The HSE and the Arts Council establish a working partnership to explore the potential for a formal framework to support the development of arts and health practice in Ireland. A research team led by Dr Catherine McCabe of Trinity College Dublin is tasked with identifying the extent and nature of the work that is happening, the outcomes of which are published in 2020 in Public Health Panorama, Journal of the WHO Regional Office for Europe.


A group of Arts and Health Co-ordinators from AHCI who work across a range of healthcare settings create a Manifesto for Arts and Health Practice in Ireland ‘embracing the place for imagination and the arts in healthcare.’


49 North Street opens its doors in Skibbereen, the first dedicated creativity and wellbeing hub in Ireland. An initiative of Cork Mental Health Services, the service is founded on an ethos of co-production, delivered in partnership with health professionals, artists, people in recovery and local communities in West Cork.


The first-ever report by the World Health Organisation (WHO) on the evidence base for arts and health interventions is produced.

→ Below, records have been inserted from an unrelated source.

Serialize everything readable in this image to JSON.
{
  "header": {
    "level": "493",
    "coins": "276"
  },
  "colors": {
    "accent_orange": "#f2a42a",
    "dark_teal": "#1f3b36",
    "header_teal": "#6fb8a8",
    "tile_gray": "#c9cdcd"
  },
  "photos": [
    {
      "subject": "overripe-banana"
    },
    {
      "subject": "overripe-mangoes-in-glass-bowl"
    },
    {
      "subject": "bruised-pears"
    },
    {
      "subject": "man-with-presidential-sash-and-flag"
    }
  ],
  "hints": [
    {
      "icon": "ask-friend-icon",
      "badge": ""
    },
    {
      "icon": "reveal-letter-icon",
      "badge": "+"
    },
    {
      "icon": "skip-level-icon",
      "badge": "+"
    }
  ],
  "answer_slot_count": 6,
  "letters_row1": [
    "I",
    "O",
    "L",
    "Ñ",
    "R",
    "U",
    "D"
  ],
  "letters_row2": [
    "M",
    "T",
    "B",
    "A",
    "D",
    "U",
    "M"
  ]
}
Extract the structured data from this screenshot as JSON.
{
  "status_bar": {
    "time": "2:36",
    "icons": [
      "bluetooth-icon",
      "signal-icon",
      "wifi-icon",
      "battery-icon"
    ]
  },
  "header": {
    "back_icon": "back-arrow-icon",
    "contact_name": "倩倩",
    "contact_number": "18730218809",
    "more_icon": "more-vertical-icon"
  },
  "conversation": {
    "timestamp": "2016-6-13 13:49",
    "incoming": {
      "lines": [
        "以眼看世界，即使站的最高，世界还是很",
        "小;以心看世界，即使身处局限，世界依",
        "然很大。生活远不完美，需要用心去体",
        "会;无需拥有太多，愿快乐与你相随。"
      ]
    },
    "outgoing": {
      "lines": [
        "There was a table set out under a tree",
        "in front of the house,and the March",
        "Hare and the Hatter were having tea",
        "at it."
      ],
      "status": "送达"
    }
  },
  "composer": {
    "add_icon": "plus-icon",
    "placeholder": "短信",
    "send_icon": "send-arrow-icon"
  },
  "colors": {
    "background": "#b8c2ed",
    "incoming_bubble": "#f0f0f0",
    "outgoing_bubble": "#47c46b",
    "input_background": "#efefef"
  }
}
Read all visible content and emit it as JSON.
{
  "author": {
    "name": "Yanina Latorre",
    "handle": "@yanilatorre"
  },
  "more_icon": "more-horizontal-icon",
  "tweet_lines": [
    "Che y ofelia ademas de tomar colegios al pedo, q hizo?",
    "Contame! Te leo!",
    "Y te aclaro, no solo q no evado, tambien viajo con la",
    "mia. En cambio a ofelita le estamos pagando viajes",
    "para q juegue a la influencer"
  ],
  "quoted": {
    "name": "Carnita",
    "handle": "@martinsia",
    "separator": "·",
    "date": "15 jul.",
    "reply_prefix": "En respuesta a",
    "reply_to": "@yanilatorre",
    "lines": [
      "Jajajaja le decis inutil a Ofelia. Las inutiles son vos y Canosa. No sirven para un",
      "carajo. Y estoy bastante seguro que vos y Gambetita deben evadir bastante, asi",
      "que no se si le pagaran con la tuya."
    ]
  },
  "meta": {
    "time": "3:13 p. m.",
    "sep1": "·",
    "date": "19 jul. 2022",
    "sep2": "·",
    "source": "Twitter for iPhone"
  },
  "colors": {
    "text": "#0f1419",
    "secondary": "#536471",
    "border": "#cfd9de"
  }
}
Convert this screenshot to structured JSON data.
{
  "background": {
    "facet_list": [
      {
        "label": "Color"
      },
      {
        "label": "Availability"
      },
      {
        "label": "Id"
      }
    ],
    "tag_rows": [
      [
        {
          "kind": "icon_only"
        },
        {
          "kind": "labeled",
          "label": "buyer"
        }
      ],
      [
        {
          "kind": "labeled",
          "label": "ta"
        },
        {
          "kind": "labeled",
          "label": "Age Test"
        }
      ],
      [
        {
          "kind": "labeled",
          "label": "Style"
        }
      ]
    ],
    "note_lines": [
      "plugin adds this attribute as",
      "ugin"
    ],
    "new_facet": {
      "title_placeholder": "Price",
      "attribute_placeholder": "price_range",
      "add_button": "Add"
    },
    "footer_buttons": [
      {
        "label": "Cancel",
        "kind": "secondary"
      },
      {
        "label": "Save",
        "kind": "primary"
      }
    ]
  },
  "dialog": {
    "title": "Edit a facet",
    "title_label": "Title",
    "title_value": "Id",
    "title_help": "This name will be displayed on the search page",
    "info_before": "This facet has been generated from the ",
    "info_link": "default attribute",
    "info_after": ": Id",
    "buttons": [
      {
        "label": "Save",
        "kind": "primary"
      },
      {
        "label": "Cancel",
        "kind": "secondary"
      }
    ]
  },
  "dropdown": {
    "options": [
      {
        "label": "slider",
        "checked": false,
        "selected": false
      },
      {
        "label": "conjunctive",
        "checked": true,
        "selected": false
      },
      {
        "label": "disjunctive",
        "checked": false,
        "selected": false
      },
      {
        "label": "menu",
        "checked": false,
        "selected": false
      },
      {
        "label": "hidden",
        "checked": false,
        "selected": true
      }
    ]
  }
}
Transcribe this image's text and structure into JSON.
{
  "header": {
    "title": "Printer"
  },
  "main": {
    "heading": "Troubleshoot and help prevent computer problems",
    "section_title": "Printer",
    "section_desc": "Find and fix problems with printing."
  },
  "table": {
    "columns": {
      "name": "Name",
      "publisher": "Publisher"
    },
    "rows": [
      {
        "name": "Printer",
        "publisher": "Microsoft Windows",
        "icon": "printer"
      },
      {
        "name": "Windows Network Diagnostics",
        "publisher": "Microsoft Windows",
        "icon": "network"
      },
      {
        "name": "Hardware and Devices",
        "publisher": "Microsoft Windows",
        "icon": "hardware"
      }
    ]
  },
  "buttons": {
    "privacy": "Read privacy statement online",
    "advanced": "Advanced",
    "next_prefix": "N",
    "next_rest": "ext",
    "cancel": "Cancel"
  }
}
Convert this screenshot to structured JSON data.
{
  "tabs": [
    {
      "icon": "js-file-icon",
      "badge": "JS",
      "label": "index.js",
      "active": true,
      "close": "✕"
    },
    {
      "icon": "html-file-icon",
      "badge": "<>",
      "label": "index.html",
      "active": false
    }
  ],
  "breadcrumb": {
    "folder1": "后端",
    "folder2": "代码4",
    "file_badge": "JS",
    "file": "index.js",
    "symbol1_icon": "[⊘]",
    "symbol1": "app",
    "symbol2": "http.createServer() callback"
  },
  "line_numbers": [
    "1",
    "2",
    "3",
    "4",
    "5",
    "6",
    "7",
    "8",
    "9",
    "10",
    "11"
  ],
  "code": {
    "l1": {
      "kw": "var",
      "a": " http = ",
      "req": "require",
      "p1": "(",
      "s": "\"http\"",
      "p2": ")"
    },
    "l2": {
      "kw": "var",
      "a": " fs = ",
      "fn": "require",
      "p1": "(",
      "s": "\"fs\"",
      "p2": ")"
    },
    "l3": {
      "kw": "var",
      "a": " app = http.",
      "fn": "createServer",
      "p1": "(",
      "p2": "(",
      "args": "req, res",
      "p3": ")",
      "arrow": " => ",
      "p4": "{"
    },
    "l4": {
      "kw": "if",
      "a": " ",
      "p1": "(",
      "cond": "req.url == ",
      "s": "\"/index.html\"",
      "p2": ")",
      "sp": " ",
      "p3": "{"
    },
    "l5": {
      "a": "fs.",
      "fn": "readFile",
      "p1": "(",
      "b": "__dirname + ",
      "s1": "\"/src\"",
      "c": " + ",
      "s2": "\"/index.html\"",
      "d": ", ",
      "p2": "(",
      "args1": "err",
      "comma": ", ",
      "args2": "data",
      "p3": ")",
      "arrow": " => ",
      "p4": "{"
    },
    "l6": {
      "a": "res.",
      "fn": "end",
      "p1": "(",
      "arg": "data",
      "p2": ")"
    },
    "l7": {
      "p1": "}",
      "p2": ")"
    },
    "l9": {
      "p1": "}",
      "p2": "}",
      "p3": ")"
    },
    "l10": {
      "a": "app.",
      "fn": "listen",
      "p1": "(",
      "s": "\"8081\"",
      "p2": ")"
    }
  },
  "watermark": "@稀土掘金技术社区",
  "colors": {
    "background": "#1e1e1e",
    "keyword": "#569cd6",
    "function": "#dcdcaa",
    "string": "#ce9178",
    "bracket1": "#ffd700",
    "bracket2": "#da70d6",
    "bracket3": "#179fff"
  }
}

The report maps the global academic literature, referencing over 900 publications, including 200 reviews covering over 3000 further studies. As such, it is the most comprehensive evidence review of arts and health to date.


A Memorandum of Understanding is signed by Government departments ‘concerning the use of creative programming to deliver national health and wellbeing policies and strategies’ with a programme of work agreed over a two-year period (2021-2022).


The cross-government Healthy Ireland Strategic Action Plan 2021–2025 is launched. For the first time since the implementation of the Healthy Ireland Framework in 2013, the Action Plan includes priority focus areas for arts and culture.

Mapping Arts and Health Activity in Ireland, commissioned by Arts and Health Co-ordinators Ireland (AHCI), measures the level and nature of Arts and Health activity in the Republic of Ireland in 2019. The report reveals a six-fold growth in this field of work over the past 20 twenty years.